Scope 3 emissions, which count all indirect emissions from an across an organisation’s value chain, are the hardest to calculate as the data is normally in the hands of separate organisations and, given that one company’s Scopes 1 and 2 are another company’s Scope 3, there is a risk of double counting. Says the report: “Understanding Scope 3 is important for LPs and GPs: this is where emissions from portfolio companies are designated. For LPs, including portfolio holdings in their footprint is increasingly well accepted. GPs, on the other hand, have been slower to act. But they are coming along, particularly as guidance becomes clearer on requiring these calculations.”

The report highlights the “deceptively challenging” effort facing GPs: growing investor pressure to account for their greenhouse gas emissions by implementing comprehensive portfolio measurements. The report spells out what LPs increasingly expect their GPs to report in terms of emissions data and explains the difficulty GPs have in accurately measuring Scope 1, 2 and 3 emissions.

“While there are some standards in place to help firms work through the intricacies, going net zero can be a particularly arduous path for private markets,” the report stated, citing survey results showing only 2 percent of the funds StepStone examined, managed by 179 GPs, aim to have net zero emissions. “For investors, it is crucial they learn this terrain.”

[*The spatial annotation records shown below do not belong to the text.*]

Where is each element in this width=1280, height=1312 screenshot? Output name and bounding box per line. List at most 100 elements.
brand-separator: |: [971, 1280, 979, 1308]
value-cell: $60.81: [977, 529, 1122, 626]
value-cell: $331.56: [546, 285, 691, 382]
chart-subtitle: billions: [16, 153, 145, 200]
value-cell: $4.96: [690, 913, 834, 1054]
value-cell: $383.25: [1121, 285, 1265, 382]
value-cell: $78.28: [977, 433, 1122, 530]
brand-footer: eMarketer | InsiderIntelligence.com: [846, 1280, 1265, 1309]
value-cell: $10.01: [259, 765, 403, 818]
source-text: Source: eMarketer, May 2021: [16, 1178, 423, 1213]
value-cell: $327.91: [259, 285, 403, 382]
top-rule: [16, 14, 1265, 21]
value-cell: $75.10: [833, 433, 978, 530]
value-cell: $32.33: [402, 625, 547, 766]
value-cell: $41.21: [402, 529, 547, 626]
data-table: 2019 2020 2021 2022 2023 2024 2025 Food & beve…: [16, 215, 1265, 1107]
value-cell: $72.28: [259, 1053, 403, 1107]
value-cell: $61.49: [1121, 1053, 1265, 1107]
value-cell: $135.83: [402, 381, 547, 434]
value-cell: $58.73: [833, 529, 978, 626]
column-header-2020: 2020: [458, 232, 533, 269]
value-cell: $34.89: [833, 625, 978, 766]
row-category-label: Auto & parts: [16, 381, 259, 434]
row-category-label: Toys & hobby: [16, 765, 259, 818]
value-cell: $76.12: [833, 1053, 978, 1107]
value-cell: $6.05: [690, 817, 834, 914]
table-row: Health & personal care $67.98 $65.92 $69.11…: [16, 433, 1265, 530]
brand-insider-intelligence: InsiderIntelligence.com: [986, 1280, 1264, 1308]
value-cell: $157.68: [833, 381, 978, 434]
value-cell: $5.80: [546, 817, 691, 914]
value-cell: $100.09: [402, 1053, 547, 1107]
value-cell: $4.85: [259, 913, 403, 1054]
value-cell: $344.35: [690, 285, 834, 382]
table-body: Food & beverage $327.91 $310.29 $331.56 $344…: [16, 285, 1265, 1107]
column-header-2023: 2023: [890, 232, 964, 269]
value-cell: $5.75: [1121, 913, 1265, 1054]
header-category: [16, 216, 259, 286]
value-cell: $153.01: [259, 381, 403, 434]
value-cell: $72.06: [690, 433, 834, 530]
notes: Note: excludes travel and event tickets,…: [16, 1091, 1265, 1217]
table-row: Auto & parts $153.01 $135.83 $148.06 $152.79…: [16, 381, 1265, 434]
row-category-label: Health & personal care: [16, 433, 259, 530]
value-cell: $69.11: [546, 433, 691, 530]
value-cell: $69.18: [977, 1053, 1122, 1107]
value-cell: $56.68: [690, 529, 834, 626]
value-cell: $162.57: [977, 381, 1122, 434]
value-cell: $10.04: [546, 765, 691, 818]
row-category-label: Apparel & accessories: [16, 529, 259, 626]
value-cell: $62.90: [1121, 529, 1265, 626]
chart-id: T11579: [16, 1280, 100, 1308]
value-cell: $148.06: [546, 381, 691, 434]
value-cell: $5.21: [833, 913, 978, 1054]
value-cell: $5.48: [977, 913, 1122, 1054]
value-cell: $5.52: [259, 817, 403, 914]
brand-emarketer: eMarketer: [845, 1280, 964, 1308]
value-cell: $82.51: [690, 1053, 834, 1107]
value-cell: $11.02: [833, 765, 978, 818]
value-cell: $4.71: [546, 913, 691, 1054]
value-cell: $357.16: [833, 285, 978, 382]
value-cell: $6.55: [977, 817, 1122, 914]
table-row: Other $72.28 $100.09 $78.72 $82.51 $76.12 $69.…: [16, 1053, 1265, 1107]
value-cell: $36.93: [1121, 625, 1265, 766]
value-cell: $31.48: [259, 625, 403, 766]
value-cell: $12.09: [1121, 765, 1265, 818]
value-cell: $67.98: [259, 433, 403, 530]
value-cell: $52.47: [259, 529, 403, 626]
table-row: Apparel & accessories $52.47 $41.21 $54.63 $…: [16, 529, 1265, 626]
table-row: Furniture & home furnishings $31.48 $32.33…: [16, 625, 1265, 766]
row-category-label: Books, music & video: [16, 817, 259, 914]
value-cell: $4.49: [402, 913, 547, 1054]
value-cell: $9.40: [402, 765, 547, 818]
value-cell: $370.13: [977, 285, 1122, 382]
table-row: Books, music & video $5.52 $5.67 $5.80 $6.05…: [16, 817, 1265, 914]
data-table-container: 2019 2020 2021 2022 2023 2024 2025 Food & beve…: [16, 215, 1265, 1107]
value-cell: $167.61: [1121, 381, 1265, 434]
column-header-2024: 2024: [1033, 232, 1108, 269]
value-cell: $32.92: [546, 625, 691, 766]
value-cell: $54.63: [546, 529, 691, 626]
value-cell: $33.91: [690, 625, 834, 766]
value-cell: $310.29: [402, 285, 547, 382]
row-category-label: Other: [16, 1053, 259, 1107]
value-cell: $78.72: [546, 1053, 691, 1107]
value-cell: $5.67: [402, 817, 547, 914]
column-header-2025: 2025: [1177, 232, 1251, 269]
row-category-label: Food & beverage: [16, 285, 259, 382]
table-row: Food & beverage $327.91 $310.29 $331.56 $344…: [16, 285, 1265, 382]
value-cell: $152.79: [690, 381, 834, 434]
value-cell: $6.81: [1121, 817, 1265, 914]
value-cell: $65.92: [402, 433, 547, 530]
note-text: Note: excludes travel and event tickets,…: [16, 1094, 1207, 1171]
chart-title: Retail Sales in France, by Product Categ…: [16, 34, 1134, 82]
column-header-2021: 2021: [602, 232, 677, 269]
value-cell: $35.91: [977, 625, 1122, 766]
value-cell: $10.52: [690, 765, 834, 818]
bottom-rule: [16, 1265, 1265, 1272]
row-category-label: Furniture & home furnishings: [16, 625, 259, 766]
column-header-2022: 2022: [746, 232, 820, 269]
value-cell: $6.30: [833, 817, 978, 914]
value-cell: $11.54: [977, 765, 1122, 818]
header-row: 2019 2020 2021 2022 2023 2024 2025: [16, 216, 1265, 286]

Suzanne Tavill, StepStone’s head of responsible investing, told New Private Markets that GPs will find it “quite difficult moving forward” to promote sustainability and climate change-focused investment strategies “without having made a commitment to the net-zero initiatives themselves”.

“LPs will be more comfortable with managers that offer those thematic strategies and also have signed onto a net-zero commitment,” Tavill said. “All of these building blocks need to be done in a consistent and rigorous manner.”